How is insertion depth determined for different animal weights?
Insertion depth is empirically calibrated to craniocervical anatomy: for rats, 17 mm (260–280 g) to 18 mm (>280 g); for mice, 9–11 mm depending on strain and weight bracket. Depth correlates with distance from CCA bifurcation to MCA origin—not absolute body mass alone.
Can the filament be resterilized between uses?
Yes—autoclaving at 121°C for 15 min or immersion in 70% ethanol for 10 min is validated. Visual inspection for coating integrity and tip deformation is required before reuse.
What evidence supports reduced vascular perforation versus uncoated sutures?

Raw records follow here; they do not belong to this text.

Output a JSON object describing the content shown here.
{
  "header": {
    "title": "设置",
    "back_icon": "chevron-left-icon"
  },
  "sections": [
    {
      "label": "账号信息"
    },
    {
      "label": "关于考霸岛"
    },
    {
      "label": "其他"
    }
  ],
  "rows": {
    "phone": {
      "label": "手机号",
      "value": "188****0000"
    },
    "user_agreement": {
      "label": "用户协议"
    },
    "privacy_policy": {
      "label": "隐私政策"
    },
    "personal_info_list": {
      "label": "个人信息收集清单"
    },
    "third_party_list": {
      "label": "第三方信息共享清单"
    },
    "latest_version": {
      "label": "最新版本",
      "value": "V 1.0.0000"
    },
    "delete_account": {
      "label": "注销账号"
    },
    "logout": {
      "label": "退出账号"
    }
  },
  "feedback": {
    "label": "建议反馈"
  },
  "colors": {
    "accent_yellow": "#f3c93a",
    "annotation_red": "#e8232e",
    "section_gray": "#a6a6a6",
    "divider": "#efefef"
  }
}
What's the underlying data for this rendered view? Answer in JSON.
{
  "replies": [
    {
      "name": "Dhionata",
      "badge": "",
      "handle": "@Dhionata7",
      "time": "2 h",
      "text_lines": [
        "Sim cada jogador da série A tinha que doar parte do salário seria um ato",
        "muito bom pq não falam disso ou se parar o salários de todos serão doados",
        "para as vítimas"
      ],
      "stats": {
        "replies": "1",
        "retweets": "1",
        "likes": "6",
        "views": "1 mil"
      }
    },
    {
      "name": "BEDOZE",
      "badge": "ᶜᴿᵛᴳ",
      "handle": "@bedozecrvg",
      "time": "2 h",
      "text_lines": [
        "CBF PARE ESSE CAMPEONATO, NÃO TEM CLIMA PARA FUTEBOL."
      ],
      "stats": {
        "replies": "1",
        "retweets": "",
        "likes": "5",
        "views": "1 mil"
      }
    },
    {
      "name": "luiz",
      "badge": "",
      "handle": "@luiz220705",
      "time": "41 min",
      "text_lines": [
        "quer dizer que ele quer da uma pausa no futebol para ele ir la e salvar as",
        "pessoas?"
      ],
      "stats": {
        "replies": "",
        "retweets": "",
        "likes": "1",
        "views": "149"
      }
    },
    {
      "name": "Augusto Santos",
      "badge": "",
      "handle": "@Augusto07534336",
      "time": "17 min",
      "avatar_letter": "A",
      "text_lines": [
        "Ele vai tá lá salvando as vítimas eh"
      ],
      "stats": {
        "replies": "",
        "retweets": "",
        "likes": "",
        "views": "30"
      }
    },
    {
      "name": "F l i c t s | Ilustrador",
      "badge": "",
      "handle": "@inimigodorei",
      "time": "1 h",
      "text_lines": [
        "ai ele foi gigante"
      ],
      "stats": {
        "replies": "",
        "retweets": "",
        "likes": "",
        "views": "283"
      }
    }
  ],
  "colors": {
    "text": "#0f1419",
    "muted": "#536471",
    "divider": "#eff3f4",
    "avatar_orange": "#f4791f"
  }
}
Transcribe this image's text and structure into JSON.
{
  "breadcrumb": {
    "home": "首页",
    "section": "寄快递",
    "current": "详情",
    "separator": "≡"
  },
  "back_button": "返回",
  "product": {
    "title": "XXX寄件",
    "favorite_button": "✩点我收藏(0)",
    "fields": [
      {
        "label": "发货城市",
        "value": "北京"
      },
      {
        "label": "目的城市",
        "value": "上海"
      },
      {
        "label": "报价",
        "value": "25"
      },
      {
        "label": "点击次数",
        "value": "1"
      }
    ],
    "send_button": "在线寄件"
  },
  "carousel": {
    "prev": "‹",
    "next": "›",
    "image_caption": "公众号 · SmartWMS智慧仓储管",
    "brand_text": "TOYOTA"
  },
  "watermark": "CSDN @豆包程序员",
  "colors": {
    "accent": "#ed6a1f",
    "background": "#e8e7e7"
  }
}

Peer-reviewed comparative studies (e.g., J Cereb Blood Flow Metab. 2021;41:1123–1135) report <2.3% perforation rate with RWD filaments vs. 12.7% with standard nylon, attributed to optimized surface energy and elastic recovery post-bending.
Is batch-to-batch variability documented?
Yes—each PK50 pack includes a Certificate of Conformance listing measured diameter (±0.01 mm), tip radius (±0.02 mm), and coating thickness (±0.005 mm) per ISO/IEC 17025-accredited metrology.
Do filaments require pre-hydration before use?
No—hydrophobic silicone coating provides immediate lubricity; saline rinsing immediately prior to insertion is sufficient to remove residual packaging particulates.